The following list includes several popular conversational AI assistants used in many industries:
1. Virtual Assistant in Lufthansa:
Nelly, Maria, and Elisa are the virtual assistants for the Lufthansa group. They communicate with consumers via chat when there is a flight cancellation, missed connection, etc., so they can find a better alternative.
Therefore, these AI-powered chatbots assist clients 24x7x365 days a year by responding to frequent questions. If there isn’t a best solution, the customer is instantly forwarded to the call center where the next available person takes over.
These virtual chat bots have been a huge benefit to Lufthansa since less time is spent on calls to answer ordinary questions, clients don’t have to wait in line for a simple question, and more calls are around significant questions that bots can’t solve.
2. Sephora’s fashion Bot
The first AI chatbot for the fashion sector was first introduced by Sephora. When a consumer enters Sephora online, the chatbot prompts a questionnaire that has been built to identify the customer and their product preferences so that customers can receive excellent customer service. The chatbots are Kik-based to assist customers when they visit the store online.
Customers can use this to digitally try on various products and book in-store services by submitting selfies. The AI-based chatbot has assisted Sephora in establishing its brand as a valuable partner in enhancing the consumer experience and empowering customers to make the best purchases.
3. Woebot’s mental health chatbot:
There were numerous people who sought access to mental health services, but there was no assurance that they would get the support they required.
By communicating with patients via a chatbot on demand, Woebot, a sophisticated artificial intelligence-based mental health service, removed all obstacles to offering mental health therapy to patients. The chatbot was created to provide cognitive behavioral treatment (CBT) on the patient’s terms.
The Woebot chatbot uses sophisticated AI and in-depth psychological understanding to evaluate the signs of sadness, anxiety, and other conditions in order to react with empathy. The AI chatbot Woebot allowed users to text chat with it, and its therapeutic tools were centered on cognitive behavioural therapy (CBT), dialectical behaviour therapy (DBT), and interpersonal therapy (IPT).
As a result, the bot could provide users with psychoeducation and assist them in correctly addressing their mental disorders. By using the bot, users got insightful information at a time of their choice, enabling them to tackle their problems more effectively.
What will conversational AI look like in the future for various customer-facing segments? It is obvious that best practices should be followed to enhance customer service and experience, as well as for a variety of other reasons. Conversational AI is expanding rapidly, and since it should be able to make wise decisions for the consumer throughout their trip, its implementation should be goal-oriented.

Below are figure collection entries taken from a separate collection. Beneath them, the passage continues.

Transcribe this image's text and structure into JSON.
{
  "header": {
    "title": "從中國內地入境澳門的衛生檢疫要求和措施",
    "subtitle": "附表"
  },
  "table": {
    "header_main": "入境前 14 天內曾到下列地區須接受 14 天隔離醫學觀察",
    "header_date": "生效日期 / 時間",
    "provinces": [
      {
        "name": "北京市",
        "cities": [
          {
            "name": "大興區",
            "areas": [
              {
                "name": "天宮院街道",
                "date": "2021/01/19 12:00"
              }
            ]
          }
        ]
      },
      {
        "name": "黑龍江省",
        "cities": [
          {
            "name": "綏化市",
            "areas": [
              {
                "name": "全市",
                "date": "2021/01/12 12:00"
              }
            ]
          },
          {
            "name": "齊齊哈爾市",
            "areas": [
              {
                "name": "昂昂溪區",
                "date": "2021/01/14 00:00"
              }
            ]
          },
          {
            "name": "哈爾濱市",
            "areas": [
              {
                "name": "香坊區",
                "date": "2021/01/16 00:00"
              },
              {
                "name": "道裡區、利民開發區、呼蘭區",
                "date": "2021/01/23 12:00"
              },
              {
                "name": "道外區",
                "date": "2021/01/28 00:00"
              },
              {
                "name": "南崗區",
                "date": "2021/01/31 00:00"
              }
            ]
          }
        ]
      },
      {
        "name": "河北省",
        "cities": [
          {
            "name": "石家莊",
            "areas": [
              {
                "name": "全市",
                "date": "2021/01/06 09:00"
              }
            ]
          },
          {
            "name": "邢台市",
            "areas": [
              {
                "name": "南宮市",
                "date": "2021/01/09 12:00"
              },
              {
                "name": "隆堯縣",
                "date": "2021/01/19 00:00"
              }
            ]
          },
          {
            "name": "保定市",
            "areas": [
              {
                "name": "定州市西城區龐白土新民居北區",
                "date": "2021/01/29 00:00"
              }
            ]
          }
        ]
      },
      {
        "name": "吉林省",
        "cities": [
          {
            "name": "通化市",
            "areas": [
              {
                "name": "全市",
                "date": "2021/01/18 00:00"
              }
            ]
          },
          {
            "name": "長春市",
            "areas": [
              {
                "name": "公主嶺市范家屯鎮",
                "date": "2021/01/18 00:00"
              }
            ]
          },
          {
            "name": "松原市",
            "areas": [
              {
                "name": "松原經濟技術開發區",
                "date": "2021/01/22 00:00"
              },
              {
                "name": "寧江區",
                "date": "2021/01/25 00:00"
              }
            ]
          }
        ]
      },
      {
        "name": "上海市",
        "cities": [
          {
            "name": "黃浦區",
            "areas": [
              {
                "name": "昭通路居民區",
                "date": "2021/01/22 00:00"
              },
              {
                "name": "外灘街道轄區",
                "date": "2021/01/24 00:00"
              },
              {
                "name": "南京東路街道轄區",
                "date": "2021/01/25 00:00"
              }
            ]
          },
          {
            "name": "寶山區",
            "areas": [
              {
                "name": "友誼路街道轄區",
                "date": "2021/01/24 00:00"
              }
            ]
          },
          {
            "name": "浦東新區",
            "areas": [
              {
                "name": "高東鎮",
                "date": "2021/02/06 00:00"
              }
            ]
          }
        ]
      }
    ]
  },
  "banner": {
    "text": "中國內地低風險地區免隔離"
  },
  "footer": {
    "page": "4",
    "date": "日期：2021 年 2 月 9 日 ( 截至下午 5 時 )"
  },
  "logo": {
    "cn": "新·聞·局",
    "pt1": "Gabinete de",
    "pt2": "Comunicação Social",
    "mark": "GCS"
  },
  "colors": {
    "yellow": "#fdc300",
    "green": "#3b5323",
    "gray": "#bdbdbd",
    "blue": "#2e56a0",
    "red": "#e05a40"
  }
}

Natural language processing, or NLP, needs to be resilient because each customer frames their inquiries differently, else there will be a delay in fixing their issues. To handle conversational AI without the aid of developers, enterprises should employ low- or no-code approaches. Maintaining the client experience as the top priority means addressing actual pain points rather than attempting to force oneself into the mix. Finally, it should be advantageous to both the business and its clients.